Le banquier d'affaires Matthieu Pigasse aime les SPAC (special purpose acquisition company), ces instruments financiers cotés, destinés à financer une ou plusieurs acquisitions, et qui connaissent depuis 2020 un vent de folie aux Etats-Unis, qui déborde désormais en Europe. Et pour cause. Matthieu Pigasse a été non seulement le premier à lancer en France un SPAC, en 2015, devenu le groupe Mediawan (retiré de la cote en 2020), mais il a récidivé en 2020 en créant 2MX Organic, toujours avec son partenaire Xavier Niel, le fondateur de Free, puis, en juillet 2021, avec son projet I2PO aux côtés du family office de la famille Pinault.
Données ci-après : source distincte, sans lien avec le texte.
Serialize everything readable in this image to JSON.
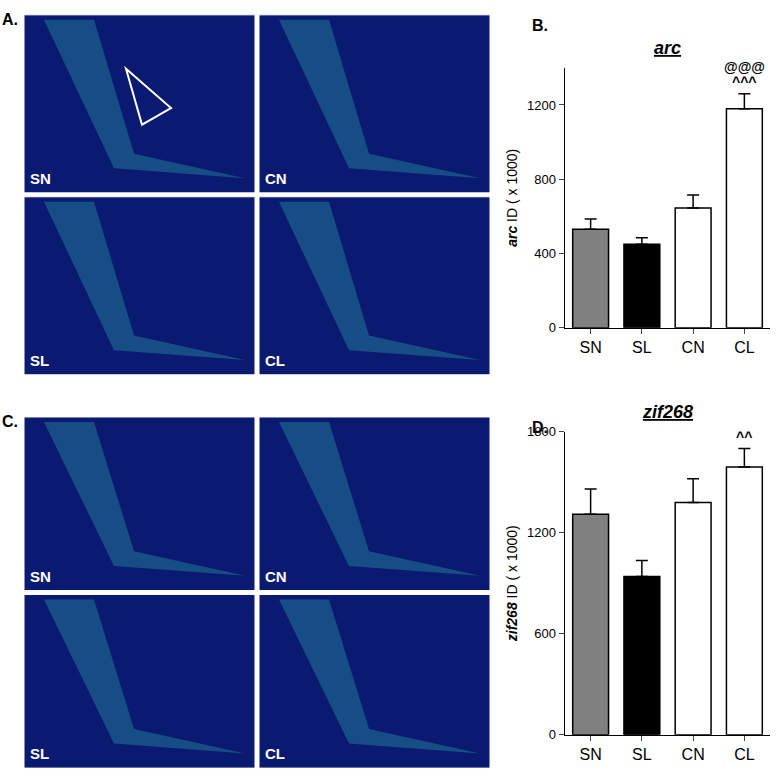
{
  "image_panels": [
    {
      "label": "A.",
      "images": [
        "SN",
        "CN",
        "SL",
        "CL"
      ]
    },
    {
      "label": "C.",
      "images": [
        "SN",
        "CN",
        "SL",
        "CL"
      ]
    }
  ],
  "chart_data": [
    {
      "type": "bar",
      "panel_label": "B.",
      "title": "arc",
      "y_label": "arc ID ( x 1000)",
      "categories": [
        "SN",
        "SL",
        "CN",
        "CL"
      ],
      "values": [
        530,
        450,
        645,
        1180
      ],
      "errors": [
        55,
        35,
        70,
        80
      ],
      "colors": [
        "#808080",
        "#000000",
        "#999999",
        "#000000"
      ],
      "ylim": [
        0,
        1400
      ],
      "yticks": [
        0,
        400,
        800,
        1200
      ],
      "grid": false,
      "annotations": [
        {
          "category": "CL",
          "text": "^^^"
        },
        {
          "category": "CL",
          "text": "@@@"
        }
      ]
    },
    {
      "type": "bar",
      "panel_label": "D.",
      "title": "zif268",
      "y_label": "zif268 ID ( x 1000)",
      "categories": [
        "SN",
        "SL",
        "CN",
        "CL"
      ],
      "values": [
        1310,
        940,
        1380,
        1590
      ],
      "errors": [
        150,
        95,
        140,
        110
      ],
      "colors": [
        "#808080",
        "#000000",
        "#999999",
        "#000000"
      ],
      "ylim": [
        0,
        1800
      ],
      "yticks": [
        0,
        600,
        1200,
        1800
      ],
      "grid": false,
      "annotations": [
        {
          "category": "CL",
          "text": "^^"
        }
      ]
    }
  ]
}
Avec trois SPAC à son actif, sur la petite cinquantaine lancée en Europe depuis 2015 (dont 24 en 2021), Matthieu Pigasse est en bonne place pour défendre les SPAC, à l'heure où des doutes commencent à apparaître aux Etats-Unis, y compris auprès du régulateur, la Securities Exchange Commission (SEC).
Lors d'une table ronde organisée par le cabinet d'avocats Racine, très actif sur ce marché, le banquier a certes reconnu « une certaine fatigue » outre-Atlantique, liée « au fait que n'importe qui a essayé de faire n'importe quoi » et qu'il est donc temps de « remettre un peu d'ordre ». Mais pas question de revenir sur l'utilité de ces véhicules d'investissement dans le développement et le financement des entreprises. Et encore moins d'évoquer un risque de de bulle financière.